The “Essencial” project of the Quality Agency and Health Evaluations of Catalonia (AQuAS) held a day of reflection on the level of implementation of the recommendations to avoid low-value clinical practices hence those responsible for “Essencial” had the good idea to invite Glyn Elwyn, a researcher specialized in shared decisions at the Dartmouth Institute, to give the inaugural lecture in Barcelona.
According to Elwyn, as seen in the slide: "Shared decisions are a way of acting in which doctors and patients make decisions together, making use of the best available evidence on the probabilities of benefits and adverse effects of each option, relying on patients receiving the necessary support to obtain contrasted information about their preferences." Along this line, a systematic review of the Cochrane Collaboration shows that people who have had the opportunity to make clinical decisions with the support of specific materials (decision aids) admit feeling more prepared, more informed and have the clearest ideas about the value of their clinical processes, and they are probably more aware of the risks of each step they take.
In the presentation, Glyn Elwyn made a small demonstration of the power of support materials by way of two examples taken from the Option Grid website, promoted by himself and his group. At this point, we must take note of a small detail of focus; in the traditional model, to help the patient, we would prepare an explanatory brochure to inform the pros and cons of the various options. In Option Grid the following guideline is showed: a) determining what concerns patients in these situations, and b) finding out how to present understandable information to answer these questions. Let's see one of the two examples that Elwyn explained at the conference, specifically the treatment options for a person with depression.
Shared decision for antidepressant treatment
Option Grid states that a person diagnosed with depression should be able to choose between 4 options: a) do nothing (with medical supervision), b) psychotherapy, c) pharmacological treatment, and d) combinatorial psychotherapy and pharmacological treatment.

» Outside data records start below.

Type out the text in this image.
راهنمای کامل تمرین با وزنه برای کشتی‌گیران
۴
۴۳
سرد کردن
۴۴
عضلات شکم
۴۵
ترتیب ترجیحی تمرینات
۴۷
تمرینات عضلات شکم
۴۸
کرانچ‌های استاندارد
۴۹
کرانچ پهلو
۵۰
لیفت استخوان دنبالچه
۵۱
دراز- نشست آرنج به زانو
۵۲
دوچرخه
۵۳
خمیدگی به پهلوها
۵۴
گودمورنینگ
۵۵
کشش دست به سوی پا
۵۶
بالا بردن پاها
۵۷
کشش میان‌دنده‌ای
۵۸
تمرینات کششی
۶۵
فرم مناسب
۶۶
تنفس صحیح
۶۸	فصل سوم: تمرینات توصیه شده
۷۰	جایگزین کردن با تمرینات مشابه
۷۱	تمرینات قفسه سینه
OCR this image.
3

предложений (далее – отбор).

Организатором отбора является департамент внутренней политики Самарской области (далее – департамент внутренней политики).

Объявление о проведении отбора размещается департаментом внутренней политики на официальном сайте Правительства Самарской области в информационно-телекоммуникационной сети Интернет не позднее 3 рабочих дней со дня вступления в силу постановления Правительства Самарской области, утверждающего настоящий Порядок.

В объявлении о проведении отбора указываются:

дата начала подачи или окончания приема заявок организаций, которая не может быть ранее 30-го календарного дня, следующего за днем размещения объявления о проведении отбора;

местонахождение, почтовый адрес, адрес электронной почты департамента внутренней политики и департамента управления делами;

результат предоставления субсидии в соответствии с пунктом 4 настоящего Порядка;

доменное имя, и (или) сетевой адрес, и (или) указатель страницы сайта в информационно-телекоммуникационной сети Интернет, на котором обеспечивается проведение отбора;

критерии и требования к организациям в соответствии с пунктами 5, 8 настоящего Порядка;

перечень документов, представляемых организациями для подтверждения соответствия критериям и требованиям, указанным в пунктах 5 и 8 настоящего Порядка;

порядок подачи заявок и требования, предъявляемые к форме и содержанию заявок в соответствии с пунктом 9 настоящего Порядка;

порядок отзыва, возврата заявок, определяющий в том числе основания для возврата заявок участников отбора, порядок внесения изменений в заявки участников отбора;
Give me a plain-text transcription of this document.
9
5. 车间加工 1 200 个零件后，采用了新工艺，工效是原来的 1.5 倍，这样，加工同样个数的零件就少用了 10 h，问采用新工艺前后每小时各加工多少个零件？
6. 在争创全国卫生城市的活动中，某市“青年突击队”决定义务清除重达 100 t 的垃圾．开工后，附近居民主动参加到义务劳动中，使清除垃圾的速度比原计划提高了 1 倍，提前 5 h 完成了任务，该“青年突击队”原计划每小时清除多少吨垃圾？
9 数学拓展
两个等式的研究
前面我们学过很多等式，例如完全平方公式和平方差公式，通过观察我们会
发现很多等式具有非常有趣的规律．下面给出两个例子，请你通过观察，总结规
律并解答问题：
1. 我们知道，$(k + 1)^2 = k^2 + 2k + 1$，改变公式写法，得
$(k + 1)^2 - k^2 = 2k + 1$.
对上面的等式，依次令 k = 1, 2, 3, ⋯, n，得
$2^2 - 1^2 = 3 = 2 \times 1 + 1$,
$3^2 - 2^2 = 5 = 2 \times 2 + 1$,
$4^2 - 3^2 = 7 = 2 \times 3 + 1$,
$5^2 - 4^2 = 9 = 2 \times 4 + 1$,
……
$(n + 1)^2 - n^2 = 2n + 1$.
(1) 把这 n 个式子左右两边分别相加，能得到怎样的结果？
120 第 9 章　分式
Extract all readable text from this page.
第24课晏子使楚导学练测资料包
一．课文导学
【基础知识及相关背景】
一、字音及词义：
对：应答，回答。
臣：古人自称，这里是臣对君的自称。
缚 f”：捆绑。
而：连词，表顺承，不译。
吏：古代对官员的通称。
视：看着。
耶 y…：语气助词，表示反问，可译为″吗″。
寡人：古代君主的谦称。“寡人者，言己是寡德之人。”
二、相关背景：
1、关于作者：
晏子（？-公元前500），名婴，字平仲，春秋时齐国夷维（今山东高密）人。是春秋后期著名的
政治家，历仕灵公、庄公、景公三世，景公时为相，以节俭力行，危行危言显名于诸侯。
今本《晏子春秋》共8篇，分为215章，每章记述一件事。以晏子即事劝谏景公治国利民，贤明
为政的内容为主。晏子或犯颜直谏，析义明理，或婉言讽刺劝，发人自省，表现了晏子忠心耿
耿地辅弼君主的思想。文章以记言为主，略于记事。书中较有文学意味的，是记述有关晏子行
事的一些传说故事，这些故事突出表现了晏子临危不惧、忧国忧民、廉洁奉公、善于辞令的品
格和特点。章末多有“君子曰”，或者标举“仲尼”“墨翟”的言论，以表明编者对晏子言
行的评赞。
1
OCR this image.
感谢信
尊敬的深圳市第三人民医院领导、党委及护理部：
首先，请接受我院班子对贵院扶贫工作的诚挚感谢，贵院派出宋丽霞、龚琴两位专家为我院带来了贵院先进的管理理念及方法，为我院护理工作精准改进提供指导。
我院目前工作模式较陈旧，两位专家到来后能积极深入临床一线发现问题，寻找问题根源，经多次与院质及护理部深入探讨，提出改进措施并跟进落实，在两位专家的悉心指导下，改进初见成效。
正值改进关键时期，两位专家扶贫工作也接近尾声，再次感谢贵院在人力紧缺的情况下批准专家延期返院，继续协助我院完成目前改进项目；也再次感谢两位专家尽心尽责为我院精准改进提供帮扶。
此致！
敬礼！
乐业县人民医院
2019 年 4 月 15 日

First question. What does each option consist of? a) see the doctor often to assess the evolution of symptoms and talk about personal strategies to face the clinical situation, b) visit for 30-60 minutes with a therapist every week or every fortnight, for at least 8-10 weeks (usually involves following certain guidelines beyond the sessions), c) taking one tablet a day for 6-12 months of selective serotonin reuptake inhibitors (SSRIs), and d) combinatorial by c.
Second question. What results does each of the options have? a) without doing anything, after three months 23% of the people recover and within the year, 53%, b) in two months the psychotherapy adds, to the baseline results, 14% of recoveries, b) in one month antidepressants add 17% of recoveries to baseline results, and d) the combination of psychotherapy and antidepressants contributes 26% of recoveries over 23% of doing nothing.
Third question. What are the risks of the options? a) the wait and see attitude can give the feeling of abandonment, b) psychotherapy can cause uncomfortable situations, anxiety and even stress, c) antidepressants can have adverse effects such as nausea, diarrhoea or drowsiness in 17% of people and problems with sexual activities for 13%; other side effects to a lesser extent can be: sweating, tremor, insomnia and the feeling of dryness in the mouth.
Developing support materials is very necessary, especially if care is taken to correct the questions that are asked to patients, but what is essential is that in shared decision-making interviews, professionals know how to establish a collaborative and productive dynamic.